Converted Shares Clause Samples

The "Converted Shares" clause defines how shares originally issued as preferred stock are treated once they are converted into common stock, typically following a triggering event such as an IPO or acquisition. This clause specifies the rights, privileges, and restrictions that apply to the converted shares, ensuring that holders of former preferred shares understand their new status and any changes in voting rights, dividends, or transferability. Its core function is to provide clarity and consistency regarding the treatment of shares post-conversion, preventing disputes and ensuring all parties are aware of their rights after conversion.
Converted Shares. “Converted Shares” is defined in Section 1.1(a) of the Agreement.
Converted Shares. The shares of Common Stock issued upon conversion ---------------- will be recorded on the books of the Corporation as of the Conversion Date in the name of the Holder or its nominee, and will rank pari passu with the issued and fully paid shares of Common Stock of the Corporation outstanding on the Conversion Date, and the Holder will accordingly be entitled to any dividends or other distributions declared, made, or paid on the Common Stock on or after such Conversion Date. The Conversion Shares may not be transferred or sold except pursuant to a transaction registered under the Securities Act of 1933, as amended (the "Securities Act") or pursuant to an exemption therefrom. The share --------------- certificate representing the Conversion Shares shall bear a restrictive legend concerning such restrictions on transfer.
Converted Shares. After the Conversion Date with respect to any shares of ESOP Shares, such shares shall no longer be deemed to be outstanding and all rights with respect to such shares, including but not limited to the rights, if any, to receive notices or distributions and to vote, shall immediately cease and terminate on the Conversion Date, except only the right of the holders thereof to receive shares of Common Stock (and cash in lieu of fractional shares) in exchange therefor.
Converted Shares. Any shares of Preferred Stock which are converted pursuant to this Section 4B.5 will be canceled and will not be reissued, sold or transferred.
Converted Shares. Any Shares which are converted into Common Stock under this Section 5 will be canceled, and such Shares may thereafter be reissued as a part of a new series of Preferred Stock of the Corporation to be created by resolution or resolutions of the Board of Directors of the Corporation.
Converted Shares. After the Conversion Date with respect to any shares of Convertible Participating Preferred Stock, such shares shall no longer be deemed to be outstanding and all rights with 10 respect to such shares, including but not limited to the rights, if any, to receive notices or distributions and to vote, shall immediately cease and terminate on the Conversion Date, except only the right of the holders thereof to receive shares of Common Stock (and cash in lieu of fractional shares) in exchange therefor.
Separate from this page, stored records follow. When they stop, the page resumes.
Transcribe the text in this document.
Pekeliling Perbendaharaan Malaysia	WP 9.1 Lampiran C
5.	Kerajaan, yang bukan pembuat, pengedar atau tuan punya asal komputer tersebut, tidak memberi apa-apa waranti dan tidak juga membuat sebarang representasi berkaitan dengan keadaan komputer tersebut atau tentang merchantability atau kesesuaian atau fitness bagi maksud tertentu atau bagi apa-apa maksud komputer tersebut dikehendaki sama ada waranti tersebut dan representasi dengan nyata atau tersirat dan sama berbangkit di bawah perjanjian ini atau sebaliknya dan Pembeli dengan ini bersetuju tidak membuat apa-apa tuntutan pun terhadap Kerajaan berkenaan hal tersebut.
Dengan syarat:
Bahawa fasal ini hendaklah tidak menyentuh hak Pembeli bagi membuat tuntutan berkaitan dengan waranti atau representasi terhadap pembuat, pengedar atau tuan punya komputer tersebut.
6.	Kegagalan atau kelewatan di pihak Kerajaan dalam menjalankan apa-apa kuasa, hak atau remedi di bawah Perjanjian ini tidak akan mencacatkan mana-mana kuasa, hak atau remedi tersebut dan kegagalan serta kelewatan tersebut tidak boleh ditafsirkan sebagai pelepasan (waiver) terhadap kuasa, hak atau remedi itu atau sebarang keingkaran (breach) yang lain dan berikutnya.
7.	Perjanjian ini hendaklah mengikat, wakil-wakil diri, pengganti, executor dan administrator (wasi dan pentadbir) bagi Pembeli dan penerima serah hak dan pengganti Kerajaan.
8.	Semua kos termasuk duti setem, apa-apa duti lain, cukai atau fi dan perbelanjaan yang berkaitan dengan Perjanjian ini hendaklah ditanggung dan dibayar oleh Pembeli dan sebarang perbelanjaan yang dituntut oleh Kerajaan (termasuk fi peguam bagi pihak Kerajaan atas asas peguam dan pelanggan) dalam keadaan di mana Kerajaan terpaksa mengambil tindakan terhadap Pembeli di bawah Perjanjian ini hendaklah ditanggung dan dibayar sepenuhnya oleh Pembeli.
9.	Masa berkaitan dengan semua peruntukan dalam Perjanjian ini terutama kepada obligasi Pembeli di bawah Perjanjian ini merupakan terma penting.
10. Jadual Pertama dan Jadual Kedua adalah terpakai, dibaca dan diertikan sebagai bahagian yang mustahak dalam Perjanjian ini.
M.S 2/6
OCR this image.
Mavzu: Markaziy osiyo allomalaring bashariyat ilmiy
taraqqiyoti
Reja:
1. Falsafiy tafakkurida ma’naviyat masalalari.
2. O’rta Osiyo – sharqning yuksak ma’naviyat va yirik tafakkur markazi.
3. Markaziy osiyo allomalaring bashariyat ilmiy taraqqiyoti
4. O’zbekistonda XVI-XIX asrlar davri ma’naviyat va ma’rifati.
Converted Shares. The shares of Teletrac Common Stock, Teletrac Options and Teletrac Warrants that are cancelled and/or converted into the right to receive the Merger Consideration shall be collectively referred to herein as the "CONVERTED SHARES."
Converted Shares. In the event the Lender elects to converts their loan to shares, then these shares will carry “piggy back registration rights”. Payout from Receivables – if the Company does not make the repayment on or before __________________, 2011, it will grant a specific charge against receivables as described in Security below.
Converted Shares. The Sponsor shall have acquired the Converted Shares through conversion pursuant to Section 1.04 of this Agreement. The Sponsor shall transfer the Converted Shares to Joyous JD Limited on or immediately prior to the Closing Date.
Converted Shares. Shares of Series A Convertible Preferred Stock that have been converted shall be cancelled and shall not be reissued.